Corporate Social Responsibility and the Legitimacy of the Shareholder Primacy Norm: A Rawlsian Analysis
Posted: 7 Jan 2010 Last revised: 2 Oct 2013
Date Written: January 6, 2010
Abstract
Shareholder primacy is considered a major impediment to corporate social responsibility. This paper examines the status of the Shareholder Primacy Norm under US and UK law and shows that it is no longer legally enforceable, but remains a powerful social norm among managers, in part because of the sole voting rights of shareholders. Accordingly, we apply Rawls’ social contract theory to evaluate the legitimacy of shareholder primacy as manifest through the voting rights of shareholders and assess whether this principle of governance would be endorsed or the Stakeholder Equality Norm, a competing norm proposed here as an operationalization of stakeholder theory. Contrary to expectations, we find that a Rawlsian analysis is more supportive of shareholder primacy than stakeholder theory because it dictates that economic efficiency would determine the best governance principle and shareholder primacy would likely be more efficient.

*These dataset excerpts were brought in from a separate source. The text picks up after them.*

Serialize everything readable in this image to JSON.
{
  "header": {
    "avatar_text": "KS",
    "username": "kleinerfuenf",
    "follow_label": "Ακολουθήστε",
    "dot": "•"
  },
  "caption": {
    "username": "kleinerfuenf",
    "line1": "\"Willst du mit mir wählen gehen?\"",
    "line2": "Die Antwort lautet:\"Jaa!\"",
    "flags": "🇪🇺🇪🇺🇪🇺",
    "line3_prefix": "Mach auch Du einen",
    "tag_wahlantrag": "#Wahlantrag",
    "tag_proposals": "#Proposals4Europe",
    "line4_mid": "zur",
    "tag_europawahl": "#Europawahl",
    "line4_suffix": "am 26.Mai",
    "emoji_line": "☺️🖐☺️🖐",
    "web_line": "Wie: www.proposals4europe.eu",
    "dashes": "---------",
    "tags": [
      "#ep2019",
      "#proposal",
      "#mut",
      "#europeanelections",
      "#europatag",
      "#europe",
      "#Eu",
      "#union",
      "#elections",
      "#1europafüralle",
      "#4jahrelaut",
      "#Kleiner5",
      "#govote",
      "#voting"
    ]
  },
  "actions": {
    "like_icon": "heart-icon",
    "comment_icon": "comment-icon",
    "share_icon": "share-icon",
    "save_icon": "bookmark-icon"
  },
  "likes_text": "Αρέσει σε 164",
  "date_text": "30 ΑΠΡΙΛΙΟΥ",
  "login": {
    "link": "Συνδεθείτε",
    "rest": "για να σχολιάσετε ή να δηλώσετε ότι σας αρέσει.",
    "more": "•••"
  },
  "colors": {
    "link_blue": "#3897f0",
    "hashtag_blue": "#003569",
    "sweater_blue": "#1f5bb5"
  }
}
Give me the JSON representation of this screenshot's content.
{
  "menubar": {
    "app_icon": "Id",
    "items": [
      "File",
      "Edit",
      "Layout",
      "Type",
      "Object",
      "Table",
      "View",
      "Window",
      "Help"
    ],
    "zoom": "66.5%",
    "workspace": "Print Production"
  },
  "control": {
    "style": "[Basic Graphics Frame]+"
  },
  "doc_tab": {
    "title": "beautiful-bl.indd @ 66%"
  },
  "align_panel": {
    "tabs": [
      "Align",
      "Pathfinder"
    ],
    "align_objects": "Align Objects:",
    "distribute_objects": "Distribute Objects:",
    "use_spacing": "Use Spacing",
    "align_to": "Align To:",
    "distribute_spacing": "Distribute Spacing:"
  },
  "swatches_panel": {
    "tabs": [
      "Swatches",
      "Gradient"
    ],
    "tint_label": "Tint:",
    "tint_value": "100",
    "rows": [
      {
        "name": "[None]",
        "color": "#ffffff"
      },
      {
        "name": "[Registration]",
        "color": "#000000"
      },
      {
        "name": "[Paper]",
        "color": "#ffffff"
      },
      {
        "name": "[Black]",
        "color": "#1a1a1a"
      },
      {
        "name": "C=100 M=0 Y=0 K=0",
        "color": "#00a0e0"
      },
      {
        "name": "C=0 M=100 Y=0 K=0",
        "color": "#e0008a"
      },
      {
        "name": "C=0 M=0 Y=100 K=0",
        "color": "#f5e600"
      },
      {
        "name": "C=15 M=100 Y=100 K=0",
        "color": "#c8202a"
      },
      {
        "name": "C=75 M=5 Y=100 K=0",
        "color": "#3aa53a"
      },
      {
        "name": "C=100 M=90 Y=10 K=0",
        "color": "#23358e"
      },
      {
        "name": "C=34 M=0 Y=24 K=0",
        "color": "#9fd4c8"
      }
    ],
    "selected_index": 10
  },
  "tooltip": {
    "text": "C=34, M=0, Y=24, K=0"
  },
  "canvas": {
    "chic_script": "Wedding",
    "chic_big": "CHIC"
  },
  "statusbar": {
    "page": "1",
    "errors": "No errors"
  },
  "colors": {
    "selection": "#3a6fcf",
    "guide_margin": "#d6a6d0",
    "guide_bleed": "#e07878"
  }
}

However, shareholder primacy would not be unfettered because justice considerations of Rawls’ theory impose exogenous constraints, primarily in the form of legislation. We conclude by showing that the on-going debate between shareholder primacy and stakeholder theory is in many respects about the choice between exogenous vs. endogenous constraints and essentially a debate between political liberalism and libertarianism.